HUBUNGAN ANTARA POLA MAKAN DAN PERSENTASE LEMAK TUBUH TERHADAP KEBUGARAN JASMANI ATLET TAEKWONDO KATEGORI KYORUGI DI PUSAT PELATIHAN DAERAH JATIDIRI, JAWA TENGAH
GRACENATHA DESTIANA, Dr. rer. nat. dr. BJ. Istiti Kandarina ; Harry Freitag L.M., M.Sc, Dietisien
2017 | Skripsi | GIZI KESEHATANLatar belakang: Taekwondo merupakan cabang olahraga bela diri dengan kelas berat badan. Atlet taekwondo cenderung menurunkan berat badannya sebelum kompetisi untuk mencapai kelas berat badan yang dapat memberikan keuntungan saat bertanding. Salah satu metode penurunan berat badan yang dilakukan atlet taekwondo adalah dengan membatasi asupan makanan harian. Pembatasan asupan makanan akan mempengaruhi asupan zat gizi atlet. Asupan zat gizi yang tidak sesuai dengan kebutuhan akan berdampak pada kebugaran jasmani atlet tersebut sehingga pada akhirnya mempengaruhi performa dan prestasi atlet tersebut. Tujuan penelitian: Untuk mengetahui hubungan antara pola makan dan persentase lemak tubuh terhadap kebugaran jasmani atlet taekwondo kategori kyorugi di Pusat Pelatihan Daerah Jatidiri, Jawa Tengah. Metode penelitian: Penelitian ini merupakan penelitian observasional dengan pendekatan cross sectional. Penelitian ini dilaksanakan pada bulan Juli-September 2016 dengan subyek penelitian adalah atlet taekwondo kategori kyorugi (senior dan yunior) di Pusat Pelatihan Daerah Jatidiri, Semarang, Jawa Tengah yang berjumlah 19 orang. Variabel yang diteliti dalam penelitian ini adalah pola makan atlet yang diperoleh dari data kuesioner semi-kuantitatif FFQ, persentase lemak tubuh yang diukur dengan BIA, serta kebugaran jasmani yang diukur handgrip strength dan leg power (dengan metode standing broad jump). Hasil: Tidak terdapat hubungan yang signifikan antara asupan energi, protein, lemak, dan karbohidrat dengan persentase lemak tubuh, handgrip strength tangan dominan maupun tangan non dominan, dan leg power (p>0,05).
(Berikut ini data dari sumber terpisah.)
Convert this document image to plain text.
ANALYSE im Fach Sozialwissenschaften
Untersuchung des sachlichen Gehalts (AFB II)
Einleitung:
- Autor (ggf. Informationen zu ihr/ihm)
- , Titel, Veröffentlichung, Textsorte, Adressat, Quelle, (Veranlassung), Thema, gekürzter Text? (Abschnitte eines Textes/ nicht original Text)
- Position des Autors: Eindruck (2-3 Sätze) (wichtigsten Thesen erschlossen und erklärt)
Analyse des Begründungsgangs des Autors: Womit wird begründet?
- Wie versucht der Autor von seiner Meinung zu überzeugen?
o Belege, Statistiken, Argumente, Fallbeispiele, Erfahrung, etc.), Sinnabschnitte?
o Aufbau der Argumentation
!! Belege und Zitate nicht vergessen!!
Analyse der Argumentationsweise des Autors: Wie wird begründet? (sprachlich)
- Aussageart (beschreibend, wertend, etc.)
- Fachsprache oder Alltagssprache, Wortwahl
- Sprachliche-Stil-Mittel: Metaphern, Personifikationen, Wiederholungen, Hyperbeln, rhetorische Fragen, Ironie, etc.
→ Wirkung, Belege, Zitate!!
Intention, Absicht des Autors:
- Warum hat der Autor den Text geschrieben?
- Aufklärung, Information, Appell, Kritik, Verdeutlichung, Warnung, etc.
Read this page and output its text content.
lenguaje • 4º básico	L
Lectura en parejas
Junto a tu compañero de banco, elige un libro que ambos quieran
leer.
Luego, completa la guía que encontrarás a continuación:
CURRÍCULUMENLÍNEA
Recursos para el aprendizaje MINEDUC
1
Terdapat hubungan yang signifikan antara persentase lemak tubuh bagian tangan dengan handgrip strength tangan dominan (r = -0,489) dan tangan non dominan (r = -0,551). Terdapat hubungan yang signifikan antara persentase lemak tubuh bagian kaki dengan leg power (r = -0,449). Kesimpulan: Tidak terdapat hubungan antara pola makan dengan persentase lemak tubuh dan kebugaran jasmani. Terdapat hubungan yang negatif antara persentase lemak tubuh dengan handgrip strength tangan dominan dan non dominan serta persentase lemak tubuh terhadap leg power.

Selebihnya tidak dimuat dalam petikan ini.